StarKist on the Hook for $100M Fine for Tuna Price-Fixing
StarKist, the country’s largest producer of canned tuna, was hit with a $100 million fine for its participation in a conspiracy that inflated prices for canned tuna. The judge handed down the sentence for the maximum fine allowed under the law on September 11, 2019.
StarKist’s sentence brings to a close the prosecution of the nation’s three largest canned tuna producers for their participation in a wide-ranging conspiracy to fix the price of tuna sold in the United States. The collusive conduct was uncovered in the course of a failed merger between the other two major tuna producers—Bumble Bee Foods LLC and Thai Union Group P.C.L., the parent company of Chicken of the Sea. The government’s investigation stemmed from suspicious documents produced by the proposed merger participants in response to a second request issued by the U. S. Department of Justice (DOJ).

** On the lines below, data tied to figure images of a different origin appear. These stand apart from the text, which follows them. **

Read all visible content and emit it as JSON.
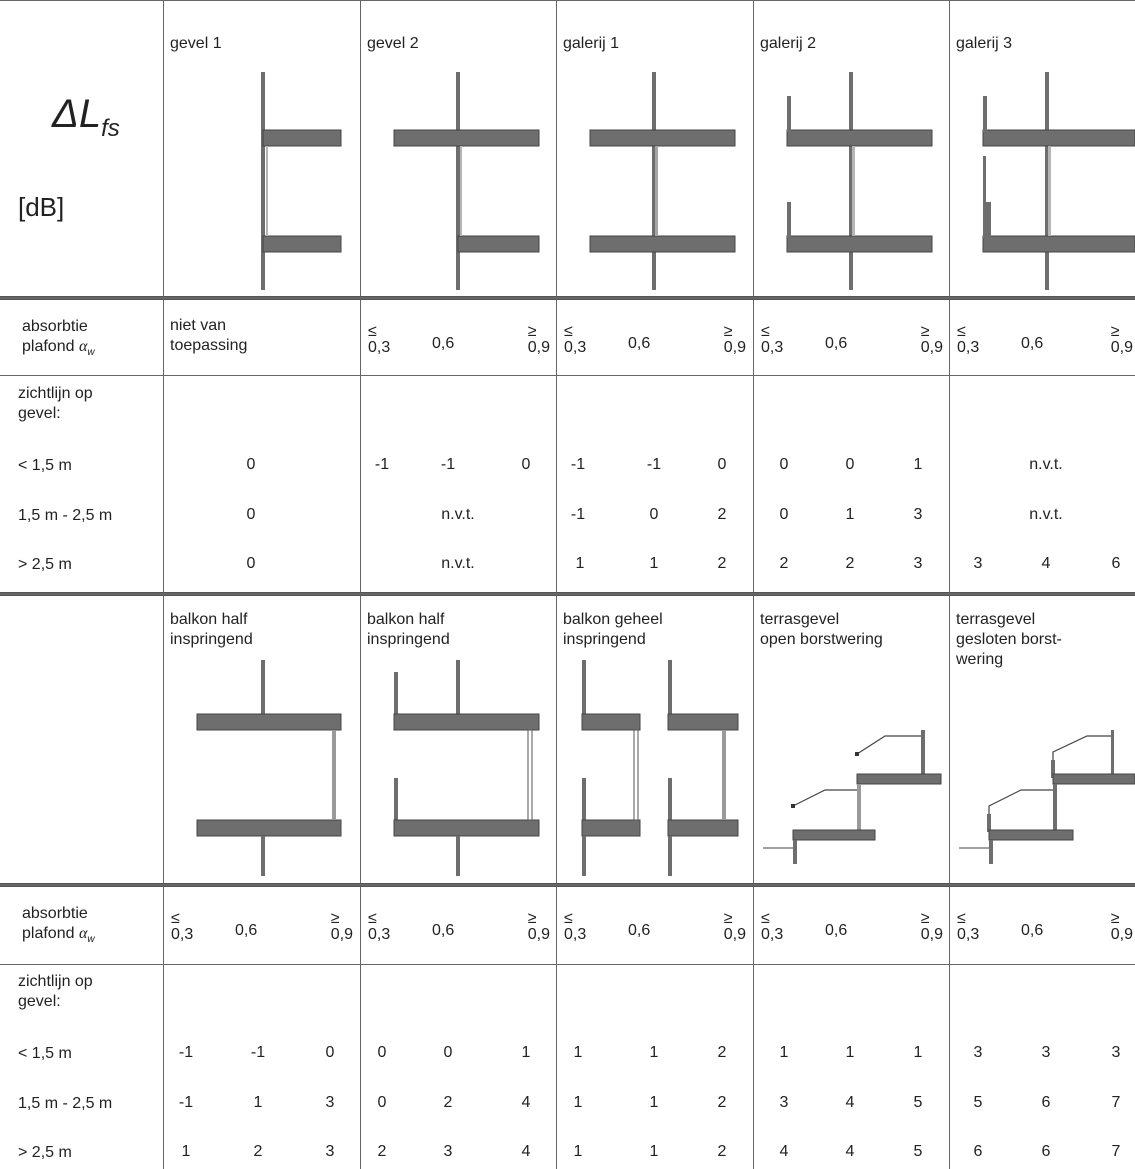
{
  "corner": {
    "symbol": "ΔL",
    "subscript": "fs",
    "unit": "[dB]"
  },
  "top_columns": [
    "gevel 1",
    "gevel 2",
    "galerij 1",
    "galerij 2",
    "galerij 3"
  ],
  "bottom_columns": [
    "balkon half\ninspringend",
    "balkon half\ninspringend",
    "balkon geheel\ninspringend",
    "terrasgevel\nopen borstwering",
    "terrasgevel\ngesloten borst-\nwering"
  ],
  "absorptie_label": {
    "line1": "absorbtie",
    "line2": "plafond",
    "alpha": "α",
    "alpha_sub": "w"
  },
  "absorptie_values": {
    "le": "≤",
    "le_val": "0,3",
    "mid": "0,6",
    "ge": "≥",
    "ge_val": "0,9"
  },
  "not_applicable": "niet van\ntoepassing",
  "zichtlijn_label": "zichtlijn op\ngevel:",
  "row_labels": [
    "< 1,5 m",
    "1,5 m - 2,5 m",
    "> 2,5 m"
  ],
  "nvt": "n.v.t.",
  "top_values": [
    [
      [
        "0"
      ],
      [
        "-1",
        "-1",
        "0"
      ],
      [
        "-1",
        "-1",
        "0"
      ],
      [
        "0",
        "0",
        "1"
      ],
      [
        "n.v.t."
      ]
    ],
    [
      [
        "0"
      ],
      [
        "n.v.t."
      ],
      [
        "-1",
        "0",
        "2"
      ],
      [
        "0",
        "1",
        "3"
      ],
      [
        "n.v.t."
      ]
    ],
    [
      [
        "0"
      ],
      [
        "n.v.t."
      ],
      [
        "1",
        "1",
        "2"
      ],
      [
        "2",
        "2",
        "3"
      ],
      [
        "3",
        "4",
        "6"
      ]
    ]
  ],
  "bottom_values": [
    [
      [
        "-1",
        "-1",
        "0"
      ],
      [
        "0",
        "0",
        "1"
      ],
      [
        "1",
        "1",
        "2"
      ],
      [
        "1",
        "1",
        "1"
      ],
      [
        "3",
        "3",
        "3"
      ]
    ],
    [
      [
        "-1",
        "1",
        "3"
      ],
      [
        "0",
        "2",
        "4"
      ],
      [
        "1",
        "1",
        "2"
      ],
      [
        "3",
        "4",
        "5"
      ],
      [
        "5",
        "6",
        "7"
      ]
    ],
    [
      [
        "1",
        "2",
        "3"
      ],
      [
        "2",
        "3",
        "4"
      ],
      [
        "1",
        "1",
        "2"
      ],
      [
        "4",
        "4",
        "5"
      ],
      [
        "6",
        "6",
        "7"
      ]
    ]
  ],
  "colors": {
    "slab": "#6e6e6e",
    "glass": "#9a9a9a",
    "line": "#555555"
  }
}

Chicken of the Sea took advantage of the DOJ Antitrust Division’s leniency policy, under which the first member of a price-fixing conspiracy to approach the DOJ and give a full accounting of its illegal conduct receives a full pass on criminal prosecution for the company and its executives. Bumble Bee was previously fined $25 million for its role in the conspiracy.
StarKist’s efforts to lower the $100 million fine requested by the government were largely unavailing. In August, its attorneys argued that the company would not be able to afford both a nine-figure fine and the civil liability of companion private antitrust suits brought by consumers. The court, however, did not buy the argument. More recently, StarKist argued that the fine could force it to lay off workers and move its American manufacturing facility. StarKist stated in court that it employs about 100 people at its corporate headquarters in Pittsburgh and about 2,100 others at its American Samoa manufacturing facility. Its general counsel told the judge, “we’ll probably have to make some sort of cuts . . . . Maybe we move the facility from American Samoa to Thailand.” The judge determined that the maximum possible penalty was appropriate, concluding that the company could borrow funds if necessary and ask the court for an extension of time to make required payments.
The court was not entirely unmoved by StarKist’s efforts to limit the financial impact of its guilty plea. The judge did not order StarKist to pay restitution because StarKist is settling allegations of aggrieved purchasers through civil litigation. The court also acknowledged that it wanted to “safeguard people’s livelihoods” and allowed the fine to be paid over time: $5 million within 30 days of the court’s order, $11 million in 2020, and $21 million each of the following four years.
StarKist’s troubles are not yet over. Though many large purchasers of canned tuna have settled their cases against Starkist, other cases remain unresolved and could ultimately head for trial.